The ceremony was unusually short, and a good thing, because the rabbi was close to illiterate. Have you ever run into the word “betrothed”? As in “engaged”, basically? This rabbi kept pronouncing it “be-throat-ed”. And he seemed to be rather lacking in Hebrew grammar as well as English vocabulary. When the bride says to the groom, in a double-ring deal, “With this ring I thee wed,” wouldn’t you expect that since “thee” is different for masculine and feminine in Hebrew, the phrase would be different from what the groom says? This rabbi didn’t think so.
The reception was pretty lavish but nowhere near over the top. There were around 200 guests and a nine piece band. I thought the trumpet player was very good, and particularly enjoyed some of the extra ornaments he played in some old swing numbers.
Diane, the mother of the bride, has been in a wheelchair since her aneurysm in 2001. She seemed much better than she was the last time we saw her, almost three years ago, but she still can’t talk except for three or four responses. We do get the impression she understands what you say, but there’s no way for us to be sure.
After the reception we went to the home of one of Lee’s old friends from college.

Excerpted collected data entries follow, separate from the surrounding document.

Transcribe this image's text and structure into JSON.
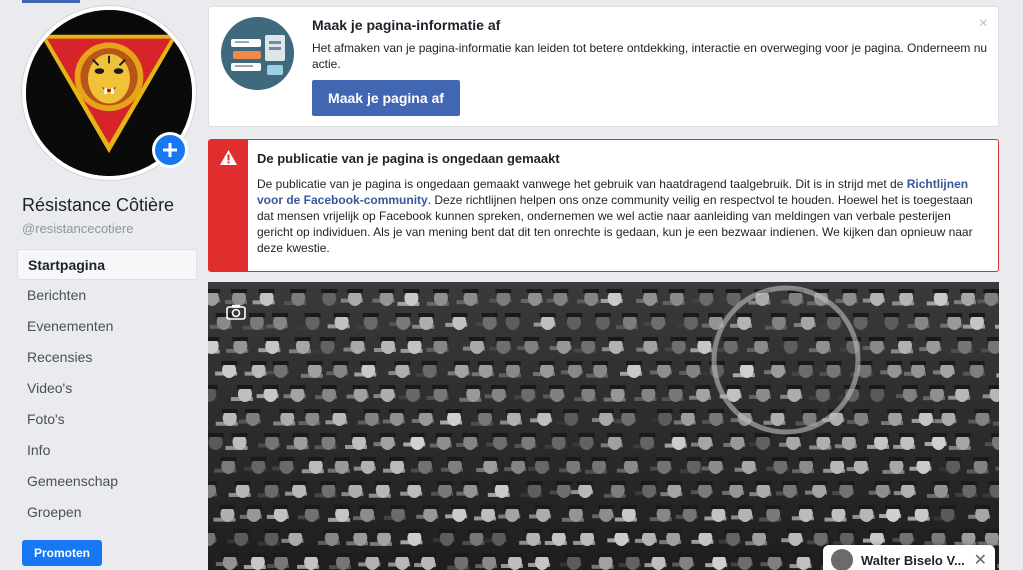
{
  "page": {
    "name": "Résistance Côtière",
    "handle": "@resistancecotiere"
  },
  "nav": {
    "items": [
      {
        "label": "Startpagina",
        "active": true
      },
      {
        "label": "Berichten"
      },
      {
        "label": "Evenementen"
      },
      {
        "label": "Recensies"
      },
      {
        "label": "Video's"
      },
      {
        "label": "Foto's"
      },
      {
        "label": "Info"
      },
      {
        "label": "Gemeenschap"
      },
      {
        "label": "Groepen"
      }
    ],
    "promote_label": "Promoten"
  },
  "info_card": {
    "title": "Maak je pagina-informatie af",
    "description": "Het afmaken van je pagina-informatie kan leiden tot betere ontdekking, interactie en overweging voor je pagina. Onderneem nu actie.",
    "button_label": "Maak je pagina af",
    "close_symbol": "×"
  },
  "warning_card": {
    "title": "De publicatie van je pagina is ongedaan gemaakt",
    "body_before_link": "De publicatie van je pagina is ongedaan gemaakt vanwege het gebruik van haatdragend taalgebruik. Dit is in strijd met de ",
    "link_text": "Richtlijnen voor de Facebook-community",
    "body_after_link": ". Deze richtlijnen helpen ons onze community veilig en respectvol te houden. Hoewel het is toegestaan dat mensen vrijelijk op Facebook kunnen spreken, ondernemen we wel actie naar aanleiding van meldingen van verbale pesterijen gericht op individuen. Als je van mening bent dat dit ten onrechte is gedaan, kun je een bezwaar indienen. We kijken dan opnieuw naar deze kwestie."
  },
  "chat": {
    "name": "Walter Biselo V...",
    "close_symbol": "✕"
  },
  "colors": {
    "fb_blue": "#4267b2",
    "promote_blue": "#1877f2",
    "warning_red": "#e02d2d",
    "link": "#365899"
  },
  "icons": [
    "plus-icon",
    "camera-icon",
    "warning-triangle-icon",
    "close-icon"
  ]
}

Arlene has known this woman at least since she was seven years old. Arlene’s family and Judy and Ralph’s family had spent their vacations camping in cabins at Stokes State Park in the summers after Arlene’s father died, that would be mid 1950s. Ralph was a musician and record producer and self-taught sculptor. Judy is an artist who with Lee was one of Arlene’s biggest early influences. We had one of her watercolors on the wall in our first apartment.